Home News Local News JOSEPH SCHOOLS SEEK LEVY
JOSEPH SCHOOLS SEEK LEVY
By Gary Fletcher
Observer Staff Writer
JOSEPH The Joseph School District hopes voters in November will pass a five-year tax levy of $287,000 to help make up for the lack of funding from the state.
District patrons are invited to a meeting at 7 tonight at Community Bank in Joseph to organize a group to get the vote out to support the local option serial levy.
The levy would add $1.50 a year per $1,000 of assessed property value on each property.
These funds would be for operational expenses to keep the quality of education at the current level, said Cindy Bailey, a parent supporting the levy.
The funds are needed to employ teachers, keep class sizes down, retain the art, music, home economics, vocational agriculture and yearbook programs, and replace outdated textbooks, if in fact, state funding is enough to maintain the other required core programs, Bailey said.
The school board decided last week to ask for a levy in the Nov. 5 election.
"Superintendent Richard Graham, the school board and the administration are trying desperately to juggle the budget," Bailey said.
The district has already decided not to replace two retiring and resigning teachers and to eliminate a janitor position.
The reductions will result in a class availability problem, Bailey said. Required core classes are still available, but not as often as before because teachers have to double up to cover assignments, she said. A student may not be able to take all the classes he or she wants because, for example, a core class and an elective may be offered at the same time.

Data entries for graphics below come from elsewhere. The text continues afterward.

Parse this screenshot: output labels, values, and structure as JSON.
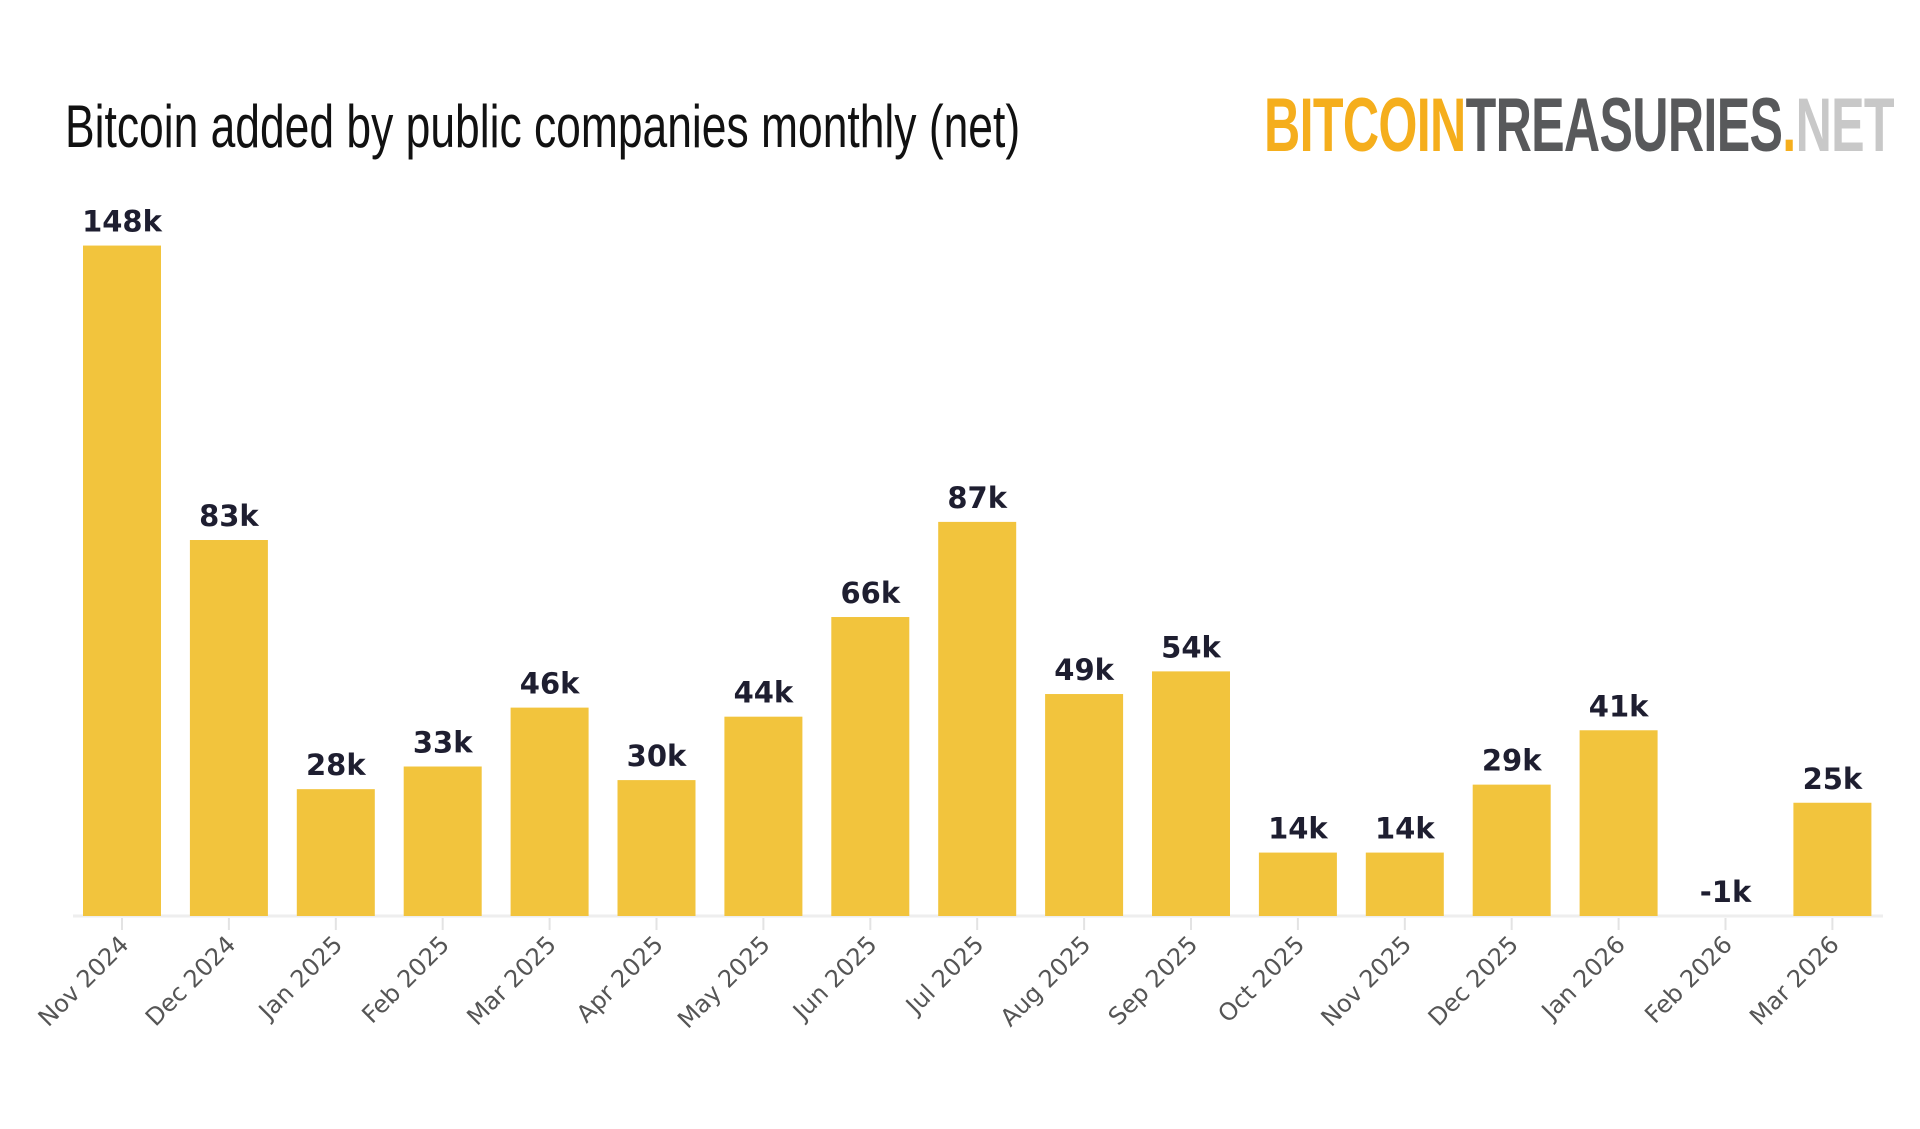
{
  "chart_data": {
    "type": "bar",
    "title": "Bitcoin added by public companies monthly (net)",
    "categories": [
      "Nov 2024",
      "Dec 2024",
      "Jan 2025",
      "Feb 2025",
      "Mar 2025",
      "Apr 2025",
      "May 2025",
      "Jun 2025",
      "Jul 2025",
      "Aug 2025",
      "Sep 2025",
      "Oct 2025",
      "Nov 2025",
      "Dec 2025",
      "Jan 2026",
      "Feb 2026",
      "Mar 2026"
    ],
    "values": [
      148,
      83,
      28,
      33,
      46,
      30,
      44,
      66,
      87,
      49,
      54,
      14,
      14,
      29,
      41,
      -1,
      25
    ],
    "data_labels": [
      "148k",
      "83k",
      "28k",
      "33k",
      "46k",
      "30k",
      "44k",
      "66k",
      "87k",
      "49k",
      "54k",
      "14k",
      "14k",
      "29k",
      "41k",
      "-1k",
      "25k"
    ],
    "unit": "k",
    "xlabel": "",
    "ylabel": "",
    "grid": false,
    "bar_color": "#F2C43D"
  },
  "logo": {
    "part1": "BITCOIN",
    "part2": "TREASURIES",
    "part3": ".",
    "part4": "NET"
  }
}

The state has been continually reducing school funding. Graham has seen $220,000 cut from state funding recently, leaving the district with a $2.4 million budget.
"This levy is the only avenue to provide school support in a sure way," Graham said. "It would give the district some stability in a state where there now is none."
Graham said there is a short window of time in which the district has this funding option. The amount available could potentially reduce each year because of the property tax limitations imposed by Measures 5 and 50, passed in 1992 and 1997, respectively.
Property taxes for schools are limited to $5 per $1,000 of valuation.
Because of the limitations, even if a local option levy is approved, the district could collect only a portion of that money on specific properties that were at or near the limit.